Jane had the advantage of the medication that was only just becoming available for Alzheimer’s. The drugs do not reverse or even slow the inevitable progression of the disease, but they made a big difference to her quality of life, as they alleviated the symptoms of confusion and disorientation. As the disease progressed, and she was now in the medium to severe stage, it became possible to think about combining donepezil (commonly but not universally prescribed in the NHS) with memantine. Except that it did not become possible. Despite clinical trials going back some years, NICE has yet to report on memantine, and on that basis Jane’s PCT will not consider its use. The local psychiatrist was not prepared to discuss memantine, following the PCT directive. Jane might have early onset dementia but remembered well enough working in the NHS and she thought that a consultant’s salary is a lot, if he is not then going to use his clinical judgement. It would be more efficient to employ a clerical assistant to make the decision. She went to a specialist who confirmed that it was appropriate for her to try the combined medication, but she still could not find a Trust prepared to meet the cost. The PCT assured her that it was in her best interest that they were not prepared to consider the only drug treatment currently available to alleviate the symptoms of advancing dementia. So she found that she was paying for her medication as well as her social care out of her NHS pension.

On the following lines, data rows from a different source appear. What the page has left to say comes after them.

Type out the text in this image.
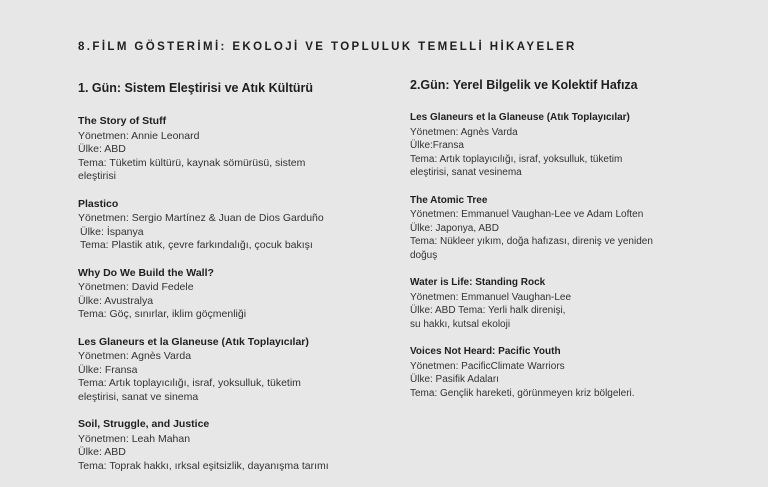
8.FİLM GÖSTERİMİ: EKOLOJİ VE TOPLULUK TEMELLİ HİKAYELER
1. Gün: Sistem Eleştirisi ve Atık Kültürü
The Story of Stuff
Yönetmen: Annie Leonard
Ülke: ABD
Tema: Tüketim kültürü, kaynak sömürüsü, sistem
eleştirisi
Plastico
Yönetmen: Sergio Martínez & Juan de Dios Garduño
Ülke: İspanya
Tema: Plastik atık, çevre farkındalığı, çocuk bakışı
Why Do We Build the Wall?
Yönetmen: David Fedele
Ülke: Avustralya
Tema: Göç, sınırlar, iklim göçmenliği
Les Glaneurs et la Glaneuse (Atık Toplayıcılar)
Yönetmen: Agnès Varda
Ülke: Fransa
Tema: Artık toplayıcılığı, israf, yoksulluk, tüketim
eleştirisi, sanat ve sinema
Soil, Struggle, and Justice
Yönetmen: Leah Mahan
Ülke: ABD
Tema: Toprak hakkı, ırksal eşitsizlik, dayanışma tarımı
2.Gün: Yerel Bilgelik ve Kolektif Hafıza
Les Glaneurs et la Glaneuse (Atık Toplayıcılar)
Yönetmen: Agnès Varda
Ülke:Fransa
Tema: Artık toplayıcılığı, israf, yoksulluk, tüketim
eleştirisi, sanat vesinema
The Atomic Tree
Yönetmen: Emmanuel Vaughan-Lee ve Adam Loften
Ülke: Japonya, ABD
Tema: Nükleer yıkım, doğa hafızası, direniş ve yeniden
doğuş
Water is Life: Standing Rock
Yönetmen: Emmanuel Vaughan-Lee
Ülke: ABD Tema: Yerli halk direnişi,
su hakkı, kutsal ekoloji
Voices Not Heard: Pacific Youth
Yönetmen: PacificClimate Warriors
Ülke: Pasifik Adaları
Tema: Gençlik hareketi, görünmeyen kriz bölgeleri.
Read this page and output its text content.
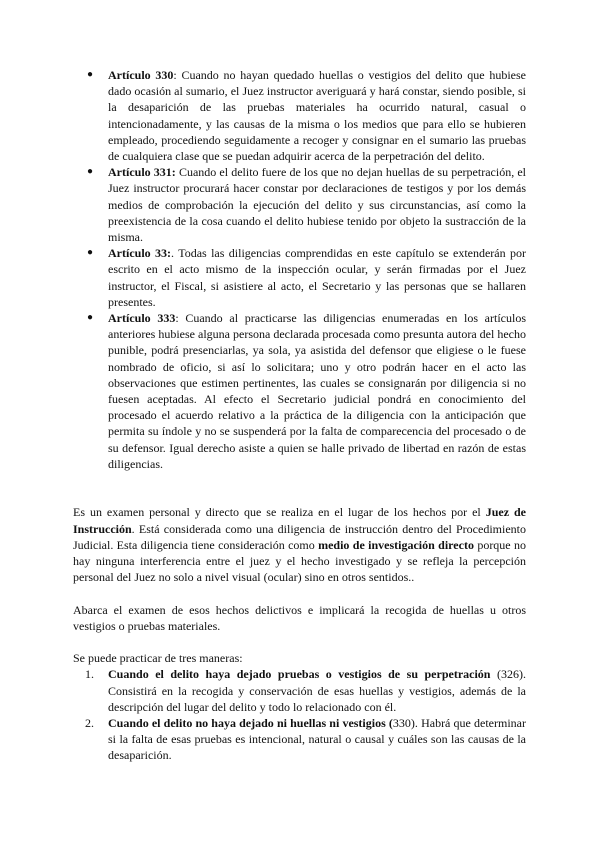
● Artículo 330: Cuando no hayan quedado huellas o vestigios del delito que hubiese dado ocasión al sumario, el Juez instructor averiguará y hará constar, siendo posible, si la desaparición de las pruebas materiales ha ocurrido natural, casual o intencionadamente, y las causas de la misma o los medios que para ello se hubieren empleado, procediendo seguidamente a recoger y consignar en el sumario las pruebas de cualquiera clase que se puedan adquirir acerca de la perpetración del delito.
● Artículo 331: Cuando el delito fuere de los que no dejan huellas de su perpetración, el Juez instructor procurará hacer constar por declaraciones de testigos y por los demás medios de comprobación la ejecución del delito y sus circunstancias, así como la preexistencia de la cosa cuando el delito hubiese tenido por objeto la sustracción de la misma.
● Artículo 33:. Todas las diligencias comprendidas en este capítulo se extenderán por escrito en el acto mismo de la inspección ocular, y serán firmadas por el Juez instructor, el Fiscal, si asistiere al acto, el Secretario y las personas que se hallaren presentes.
● Artículo 333: Cuando al practicarse las diligencias enumeradas en los artículos anteriores hubiese alguna persona declarada procesada como presunta autora del hecho punible, podrá presenciarlas, ya sola, ya asistida del defensor que eligiese o le fuese nombrado de oficio, si así lo solicitara; uno y otro podrán hacer en el acto las observaciones que estimen pertinentes, las cuales se consignarán por diligencia si no fuesen aceptadas. Al efecto el Secretario judicial pondrá en conocimiento del procesado el acuerdo relativo a la práctica de la diligencia con la anticipación que permita su índole y no se suspenderá por la falta de comparecencia del procesado o de su defensor. Igual derecho asiste a quien se halle privado de libertad en razón de estas diligencias.

Es un examen personal y directo que se realiza en el lugar de los hechos por el Juez de Instrucción. Está considerada como una diligencia de instrucción dentro del Procedimiento Judicial. Esta diligencia tiene consideración como medio de investigación directo porque no hay ninguna interferencia entre el juez y el hecho investigado y se refleja la percepción personal del Juez no solo a nivel visual (ocular) sino en otros sentidos..

Abarca el examen de esos hechos delictivos e implicará la recogida de huellas u otros vestigios o pruebas materiales.

Se puede practicar de tres maneras:

1. Cuando el delito haya dejado pruebas o vestigios de su perpetración (326). Consistirá en la recogida y conservación de esas huellas y vestigios, además de la descripción del lugar del delito y todo lo relacionado con él.
2. Cuando el delito no haya dejado ni huellas ni vestigios (330). Habrá que determinar si la falta de esas pruebas es intencional, natural o causal y cuáles son las causas de la desaparición.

This then was the reality of patient choice – not looking through brochures for different hospitals like planning a holiday. The NHS has saved on its drugs bill – after all the drugs do not make the patient better, but alleviate the need for social care – and the costs of social care, as we have seen, are not their problem.
But this expediency makes for very inefficient and more expensive provision of care. What in the end are the costs? For a professional person working in the public sector, earning an ordinary good salary, and then caught our badly by an unexpected and unpredictable life event, the financial costs are devastating. Imagine a professional couple – Jane and her husband for example – earning £80,000 or more in the final highly productive years of their working life - but then caught out badly by an unexpected and unpredictable life event. Their income collapses to £40,000 in one year, to £20,00 the next year, after four years they are drawing on capital to meet the costs of social care, which have risen from £5,000 to £10.000, to £20,000, and are set to double again, in the final stages of her illness. They still hope their children will inherit their house, if they are able to keep it - unlike her mother. Otherwise three generations in turn will have lost the financial security that they wanted for independent family lives.
Of course Jane still pays tax on her pension, and she is saving the NHS £1,000 a year by paying for her own medication, including VAT. And she is not yet a financial burden on the local authority – not until she is reduced altogether to poverty.
A state welfare system could be seen as a national social insurance to defend against such disasters – but is that good value for money for a government determined to encourage enterprise rather than support dependence? Nobody wants to know about vulnerability like that. And the real costs of the consequent unemployment, stress, and social isolation – as debilitating illness hits the economy of a whole family, not one individual - go unaudited.